Kubernetes: Horizontal Pod Autoscaling (HPA)
Let’s assume you have a website for listing out the best places to visit for any city.
You choose K8s as a solution to host your application.
Whenever you see the spike in the QPS for your application you have two options: Horizontal scaling or Vertical scaling.
Horizontal scaling of the pods can be done by increasing the number of replicas in the scalable resource. E.g. Replica set, Replication controller, or deployment.
Also, pods can be vertically scaled by increasing the requests and limit size. Though the max limit is limited by the size of the node.
After a few days, you feel you are wasting extra energy to monitor the resource utilization and reacting based on that to update the number of replicas in the pods. You thought if that can be automated then you can focus on other business operations.
Horizontal Pod Auto-scaler (HPA)
HPA is a component of the Kubernetes that can automatically scale the numbers of pods. The K8s controller that is responsible for auto-scaling is known as Horizontal Controller.
Horizontal scaler scales pods as per the following process:
- Fetch the desired metrics from the pods
- Compute the targeted number of replicas by comparing the fetched metrics value to the targeted metric value.
- Replica count is updated in the scalable resource eg. Deployment
Let’s understand each component of HPA one by one.
Kubelet has a component known as cAdvisor which fetches the metrics from the pods. Heapster aggregate the metrics. HPA can fetch the metrics from the Heapster via the REST APIs.

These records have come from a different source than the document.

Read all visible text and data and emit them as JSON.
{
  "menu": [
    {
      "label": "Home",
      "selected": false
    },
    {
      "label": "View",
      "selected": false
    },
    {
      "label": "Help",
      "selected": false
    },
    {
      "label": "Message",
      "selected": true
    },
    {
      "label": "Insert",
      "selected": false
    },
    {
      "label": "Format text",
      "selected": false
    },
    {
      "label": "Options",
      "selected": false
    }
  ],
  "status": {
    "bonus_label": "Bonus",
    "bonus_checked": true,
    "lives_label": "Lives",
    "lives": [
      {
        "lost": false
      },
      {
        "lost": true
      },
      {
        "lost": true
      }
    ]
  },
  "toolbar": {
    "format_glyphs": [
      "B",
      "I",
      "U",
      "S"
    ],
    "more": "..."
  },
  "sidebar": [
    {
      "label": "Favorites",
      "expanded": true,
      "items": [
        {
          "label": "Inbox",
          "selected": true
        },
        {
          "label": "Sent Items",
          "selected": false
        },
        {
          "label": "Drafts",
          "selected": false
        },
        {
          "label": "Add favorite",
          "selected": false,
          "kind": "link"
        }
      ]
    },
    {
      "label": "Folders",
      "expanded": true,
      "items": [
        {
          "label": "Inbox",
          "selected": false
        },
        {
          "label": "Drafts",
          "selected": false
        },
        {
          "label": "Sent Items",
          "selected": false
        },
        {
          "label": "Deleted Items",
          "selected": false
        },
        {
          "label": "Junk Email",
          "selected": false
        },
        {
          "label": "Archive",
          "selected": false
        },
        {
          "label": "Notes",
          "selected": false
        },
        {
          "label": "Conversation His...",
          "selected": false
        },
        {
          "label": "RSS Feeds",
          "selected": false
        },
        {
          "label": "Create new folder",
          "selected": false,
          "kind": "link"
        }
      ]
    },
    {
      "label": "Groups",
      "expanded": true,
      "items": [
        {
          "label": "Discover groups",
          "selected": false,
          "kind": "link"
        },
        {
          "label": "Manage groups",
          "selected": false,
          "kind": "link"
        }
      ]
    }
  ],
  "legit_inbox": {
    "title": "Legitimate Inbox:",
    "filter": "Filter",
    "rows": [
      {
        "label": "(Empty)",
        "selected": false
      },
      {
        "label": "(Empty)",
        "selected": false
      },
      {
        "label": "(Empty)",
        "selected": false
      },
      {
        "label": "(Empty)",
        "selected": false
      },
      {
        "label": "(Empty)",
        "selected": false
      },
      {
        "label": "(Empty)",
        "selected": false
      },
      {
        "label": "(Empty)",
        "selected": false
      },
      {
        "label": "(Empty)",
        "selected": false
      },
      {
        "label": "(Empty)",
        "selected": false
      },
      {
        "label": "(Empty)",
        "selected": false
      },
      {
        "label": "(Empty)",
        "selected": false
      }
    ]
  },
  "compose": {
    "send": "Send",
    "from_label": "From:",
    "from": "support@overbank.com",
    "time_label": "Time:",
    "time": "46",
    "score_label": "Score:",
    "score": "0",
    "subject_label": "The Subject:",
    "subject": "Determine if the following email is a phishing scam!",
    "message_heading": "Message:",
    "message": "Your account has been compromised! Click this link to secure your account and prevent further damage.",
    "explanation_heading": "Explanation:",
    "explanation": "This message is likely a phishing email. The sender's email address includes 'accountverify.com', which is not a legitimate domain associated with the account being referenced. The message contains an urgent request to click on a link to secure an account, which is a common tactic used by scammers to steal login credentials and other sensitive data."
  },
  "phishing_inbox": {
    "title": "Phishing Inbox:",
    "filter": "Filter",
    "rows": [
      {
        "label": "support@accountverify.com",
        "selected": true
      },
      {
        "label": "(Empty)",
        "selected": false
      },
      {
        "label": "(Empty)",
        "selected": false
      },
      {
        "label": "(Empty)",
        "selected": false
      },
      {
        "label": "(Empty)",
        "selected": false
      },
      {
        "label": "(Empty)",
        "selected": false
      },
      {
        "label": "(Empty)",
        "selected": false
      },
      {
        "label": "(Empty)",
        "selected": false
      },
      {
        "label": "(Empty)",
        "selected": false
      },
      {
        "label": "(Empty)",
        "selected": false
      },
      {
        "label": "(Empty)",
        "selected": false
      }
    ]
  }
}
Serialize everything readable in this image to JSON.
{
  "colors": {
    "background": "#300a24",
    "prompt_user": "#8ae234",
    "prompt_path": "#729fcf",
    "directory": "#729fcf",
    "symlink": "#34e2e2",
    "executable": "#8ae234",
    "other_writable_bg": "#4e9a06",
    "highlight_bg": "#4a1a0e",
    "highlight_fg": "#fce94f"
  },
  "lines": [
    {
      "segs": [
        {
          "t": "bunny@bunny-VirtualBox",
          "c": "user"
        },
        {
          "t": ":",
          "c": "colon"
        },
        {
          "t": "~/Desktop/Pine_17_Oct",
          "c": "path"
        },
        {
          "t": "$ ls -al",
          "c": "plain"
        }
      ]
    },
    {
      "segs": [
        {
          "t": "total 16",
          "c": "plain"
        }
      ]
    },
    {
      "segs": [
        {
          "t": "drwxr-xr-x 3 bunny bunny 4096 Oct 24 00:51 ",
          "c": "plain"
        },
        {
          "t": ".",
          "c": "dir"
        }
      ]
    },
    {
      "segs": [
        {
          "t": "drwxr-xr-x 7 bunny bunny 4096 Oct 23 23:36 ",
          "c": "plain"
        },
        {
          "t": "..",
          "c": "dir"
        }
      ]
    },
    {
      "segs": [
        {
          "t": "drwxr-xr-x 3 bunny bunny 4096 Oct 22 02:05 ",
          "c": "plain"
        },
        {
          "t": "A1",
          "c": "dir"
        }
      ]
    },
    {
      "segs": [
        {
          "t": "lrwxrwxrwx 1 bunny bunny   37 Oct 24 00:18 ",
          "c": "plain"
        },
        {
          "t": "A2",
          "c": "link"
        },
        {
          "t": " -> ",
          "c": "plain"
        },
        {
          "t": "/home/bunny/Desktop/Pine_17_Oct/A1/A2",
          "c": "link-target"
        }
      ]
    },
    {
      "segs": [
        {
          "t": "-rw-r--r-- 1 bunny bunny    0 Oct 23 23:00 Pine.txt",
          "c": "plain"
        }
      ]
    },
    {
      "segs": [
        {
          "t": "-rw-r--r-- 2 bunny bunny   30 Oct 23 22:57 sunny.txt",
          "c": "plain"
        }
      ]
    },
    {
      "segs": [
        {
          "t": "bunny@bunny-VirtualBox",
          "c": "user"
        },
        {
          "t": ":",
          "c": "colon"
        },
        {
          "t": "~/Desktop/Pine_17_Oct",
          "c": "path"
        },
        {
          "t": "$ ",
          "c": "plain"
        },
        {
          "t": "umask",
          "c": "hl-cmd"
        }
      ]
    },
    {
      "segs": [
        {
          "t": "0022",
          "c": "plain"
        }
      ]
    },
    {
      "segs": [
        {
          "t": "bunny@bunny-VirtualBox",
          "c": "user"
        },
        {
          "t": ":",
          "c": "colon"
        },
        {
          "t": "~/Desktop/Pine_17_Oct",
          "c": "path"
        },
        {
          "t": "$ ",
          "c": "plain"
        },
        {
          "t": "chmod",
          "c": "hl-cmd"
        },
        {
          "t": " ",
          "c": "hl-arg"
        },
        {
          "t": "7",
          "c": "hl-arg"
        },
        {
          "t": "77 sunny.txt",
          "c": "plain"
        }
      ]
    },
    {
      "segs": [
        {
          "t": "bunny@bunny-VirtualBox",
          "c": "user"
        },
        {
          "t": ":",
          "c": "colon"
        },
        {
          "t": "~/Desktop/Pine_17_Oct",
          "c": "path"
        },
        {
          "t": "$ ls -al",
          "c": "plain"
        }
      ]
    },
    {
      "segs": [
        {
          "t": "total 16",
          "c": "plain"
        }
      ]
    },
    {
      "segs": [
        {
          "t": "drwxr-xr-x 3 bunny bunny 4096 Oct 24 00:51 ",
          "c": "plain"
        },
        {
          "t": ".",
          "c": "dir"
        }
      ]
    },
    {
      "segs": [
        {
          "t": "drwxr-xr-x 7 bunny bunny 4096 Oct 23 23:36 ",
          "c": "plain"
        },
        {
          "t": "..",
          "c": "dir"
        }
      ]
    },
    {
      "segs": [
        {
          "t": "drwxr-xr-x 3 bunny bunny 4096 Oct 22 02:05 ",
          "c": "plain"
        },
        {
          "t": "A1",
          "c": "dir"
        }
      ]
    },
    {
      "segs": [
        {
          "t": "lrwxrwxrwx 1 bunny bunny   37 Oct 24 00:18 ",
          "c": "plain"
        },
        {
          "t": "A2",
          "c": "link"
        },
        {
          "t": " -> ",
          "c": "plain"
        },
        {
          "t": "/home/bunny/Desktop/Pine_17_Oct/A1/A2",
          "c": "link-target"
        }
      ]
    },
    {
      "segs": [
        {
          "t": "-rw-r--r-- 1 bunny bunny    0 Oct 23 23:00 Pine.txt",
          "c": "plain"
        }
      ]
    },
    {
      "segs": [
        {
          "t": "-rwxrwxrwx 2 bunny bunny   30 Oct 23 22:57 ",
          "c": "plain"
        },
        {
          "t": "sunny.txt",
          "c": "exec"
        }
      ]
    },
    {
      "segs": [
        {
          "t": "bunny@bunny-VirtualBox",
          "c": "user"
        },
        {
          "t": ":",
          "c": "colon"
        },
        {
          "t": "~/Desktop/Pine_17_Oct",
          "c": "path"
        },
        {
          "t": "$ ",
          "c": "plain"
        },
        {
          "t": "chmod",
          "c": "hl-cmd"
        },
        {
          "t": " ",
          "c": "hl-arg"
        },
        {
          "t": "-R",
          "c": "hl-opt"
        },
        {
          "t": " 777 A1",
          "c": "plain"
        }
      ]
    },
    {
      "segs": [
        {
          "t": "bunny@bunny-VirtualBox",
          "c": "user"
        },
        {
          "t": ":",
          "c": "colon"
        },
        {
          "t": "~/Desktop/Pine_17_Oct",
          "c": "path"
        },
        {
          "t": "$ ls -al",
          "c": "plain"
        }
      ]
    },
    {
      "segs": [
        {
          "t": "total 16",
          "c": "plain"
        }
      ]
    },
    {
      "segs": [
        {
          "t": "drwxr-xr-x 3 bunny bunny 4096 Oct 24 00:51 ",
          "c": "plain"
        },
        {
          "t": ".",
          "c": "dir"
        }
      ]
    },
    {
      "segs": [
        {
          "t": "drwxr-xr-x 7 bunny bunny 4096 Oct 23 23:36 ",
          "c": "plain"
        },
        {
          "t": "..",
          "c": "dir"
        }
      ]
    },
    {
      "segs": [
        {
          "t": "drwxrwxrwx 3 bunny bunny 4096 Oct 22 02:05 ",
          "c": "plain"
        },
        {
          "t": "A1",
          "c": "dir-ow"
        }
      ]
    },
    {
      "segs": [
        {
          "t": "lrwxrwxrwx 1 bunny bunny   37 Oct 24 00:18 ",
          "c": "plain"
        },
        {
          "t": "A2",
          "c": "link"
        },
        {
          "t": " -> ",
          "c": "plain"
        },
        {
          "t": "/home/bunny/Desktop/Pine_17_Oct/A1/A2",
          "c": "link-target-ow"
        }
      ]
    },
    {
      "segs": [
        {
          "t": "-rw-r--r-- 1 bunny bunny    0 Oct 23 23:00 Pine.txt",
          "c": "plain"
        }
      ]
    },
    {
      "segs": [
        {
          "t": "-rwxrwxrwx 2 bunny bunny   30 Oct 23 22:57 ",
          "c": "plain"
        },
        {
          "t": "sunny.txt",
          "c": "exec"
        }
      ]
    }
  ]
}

Compute targeted pod count
It accepts metrics fetched in the previous step and computes the targeted number of the pods.
SINGLE METRIC COMPUTATION
Let’s assume HPA is defined on the CPU metrics only.
These pods have CPU consumption of 60%, 90%, and 50%. The targeted CPU is set to 50%.
The number of the targeted pods are computed as follow
Number of pods = (60 + 90 + 50) / 50 = 4
Hence targeted number of the pods is 4.
HPA can be defined on multiple metrics. Let’s say we define an HPA on CPU consumption and Query per second (QPS)
Computation of targeted pods even based on multiple metrics is also simple. First, we have to compete the target pods based on each metric independently and then have to select the maximum number of the pods.
Scalable Resource Update
Now we have computed the number of pods required. But to turn them into actual running pods, HPA updates the scalable resource (e.g. Deployment, Replica-set, etc) configuration.
Combining all the above steps combined process is as the follows
Create HPA resources on a deployment
kubectl autoscale deployment testAppDeployment testAppHpa --cpu-percentage=30 --min=1 --max=5
Get all the HPA
kubetl get hpa -A
Describe an HPA resource
kubectl describe hpa testAppHpa
View YAML for HPA resource
kubectl get hpa testAppHpa -o yaml